Hätten länger von unfairen Steuervorteilen profitieren können
Was schädliche Steuerregelungen innerhalb der EU betreffe, so hätten die EU-Länder einige Steuervergünstigungen gekippt – nämlich diejenigen, für die die Gruppe "Verhaltenskodex" (das Fachgremium der EU für Unternehmensbesteuerung) zuvor eine Rücknahme empfohlen hatte. Die Rücknahme- und Übergangsfristen seien jedoch oft zu lang gewesen, wodurch Unternehmen länger von unfairen Steuervorteilen hätten profitieren können. Die EU-Staaten würden auch Maßnahmen gegen kooperationsunwillige Länder und Hoheitsgebiete außerhalb der EU ergreifen, wobei sie jedoch nicht alle derselben Linie folgten.
Hintergrundinformationen
In der EU unterliegt das nationale Steuersystem jedes einzelnen Mitgliedstaats dem Einfluss anderer Steuerhoheitsgebiete. Das gilt besonders, wenn in anderen Staaten Steuervergünstigungen geboten werden, mit denen Konzerne, Einzelpersonen oder Kapital angezogen werden sollen. Eine Steuerregelung gilt als schädlich, wenn sie nachteilige Auswirkungen hat, wie die Untergrabung ausländischer Steuerbemessungsgrundlagen oder eine unfaire Verteilung der Steuerlast.

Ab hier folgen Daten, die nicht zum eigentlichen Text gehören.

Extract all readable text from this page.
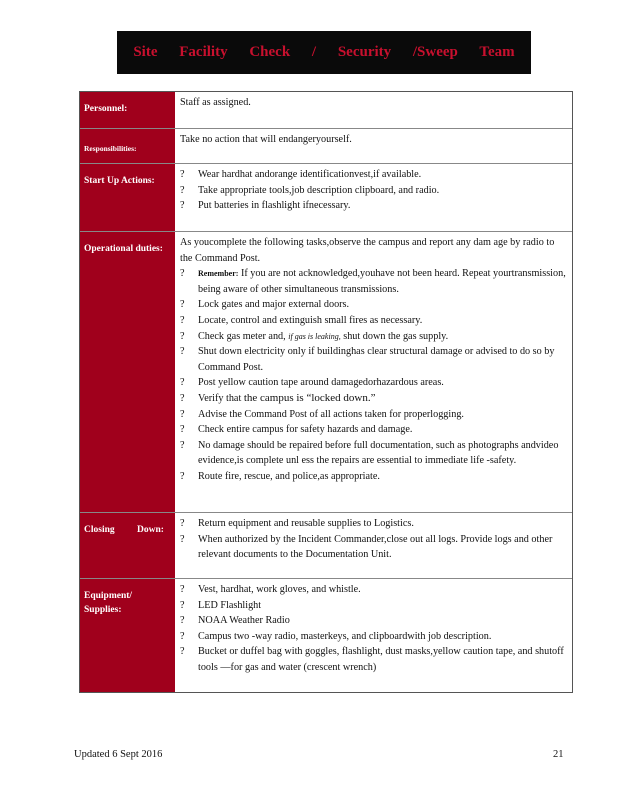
Site Facility Check / Security /Sweep Team
Personnel:
Staff as assigned.
Responsibilities:
Take no action that will endangeryourself.
Start Up Actions:
?	Wear hardhat andorange identificationvest,if available.
?	Take appropriate tools,job description clipboard, and radio.
?	Put batteries in flashlight ifnecessary.
Operational duties:
As youcomplete the following tasks,observe the campus and report any dam age by radio to the Command Post.
?	Remember: If you are not acknowledged,youhave not been heard. Repeat yourtransmission, being aware of other simultaneous transmissions.
?	Lock gates and major external doors.
?	Locate, control and extinguish small fires as necessary.
?	Check gas meter and, if gas is leaking, shut down the gas supply.
?	Shut down electricity only if buildinghas clear structural damage or advised to do so by Command Post.
?	Post yellow caution tape around damagedorhazardous areas.
?	Verify that the campus is “locked down.”
?	Advise the Command Post of all actions taken for properlogging.
?	Check entire campus for safety hazards and damage.
?	No damage should be repaired before full documentation, such as photographs andvideo evidence,is complete unl ess the repairs are essential to immediate life -safety.
?	Route fire, rescue, and police,as appropriate.
Closing Down:
?	Return equipment and reusable supplies to Logistics.
?	When authorized by the Incident Commander,close out all logs. Provide logs and other relevant documents to the Documentation Unit.
Equipment/ Supplies:
?	Vest, hardhat, work gloves, and whistle.
?	LED Flashlight
?	NOAA Weather Radio
?	Campus two -way radio, masterkeys, and clipboardwith job description.
?	Bucket or duffel bag with goggles, flashlight, dust masks,yellow caution tape, and shutoff tools —for gas and water (crescent wrench)
Updated 6 Sept 2016	21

Prüfen, wie die EU-Richtlinie zur Bekämpfung von Steuervermeidung angewandt wurde
Die Europäische Kommission befasst sich in erster Linie mit der Überwachung, Koordinierung, Harmonisierung und Durchsetzung des EU-Rechts. Laut ihrem Jahresbericht 2024 über die Besteuerung könnten sich die Einnahmeverluste der EU, die darauf zurückgehen, dass Unternehmen mittels Gewinnverlagerung aktiv versuchen, Steuern zu umgehen, auf bis zu 100 Milliarden Euro pro Jahr belaufen. Die Prüfer untersuchten, wie die EU-Kommission die EU-Richtlinie zur Bekämpfung von Steuervermeidung, die fünfte Änderung der Richtlinie über die Zusammenarbeit der Verwaltungsbehörden (DAC 6) und die Richtlinie über Verfahren zur Beilegung von Besteuerungsstreitigkeiten ausarbeitete, und wie diese Rechtstexte zwischen 2019 und 2023 in Irland, Zypern, Luxemburg, Malta und den Niederlanden angewandt wurden.
Der Sonderbericht 27/2024 "Bekämpfung schädlicher Steuerregelungen und der Steuervermeidung durch Unternehmen: Die EU hat eine erste Verteidigungslinie eingerichtet, doch es gibt Mängel bei der Umsetzung und Überwachung der Maßnahmen" ist auf der Website des Europäischen Rechnungshofs abrufbar. Diese Prüfung baut auf dem Sonderbericht des Rechnungshofs über den Austausch von Steuerinformationen in der EU aus dem Jahr 2021 auf.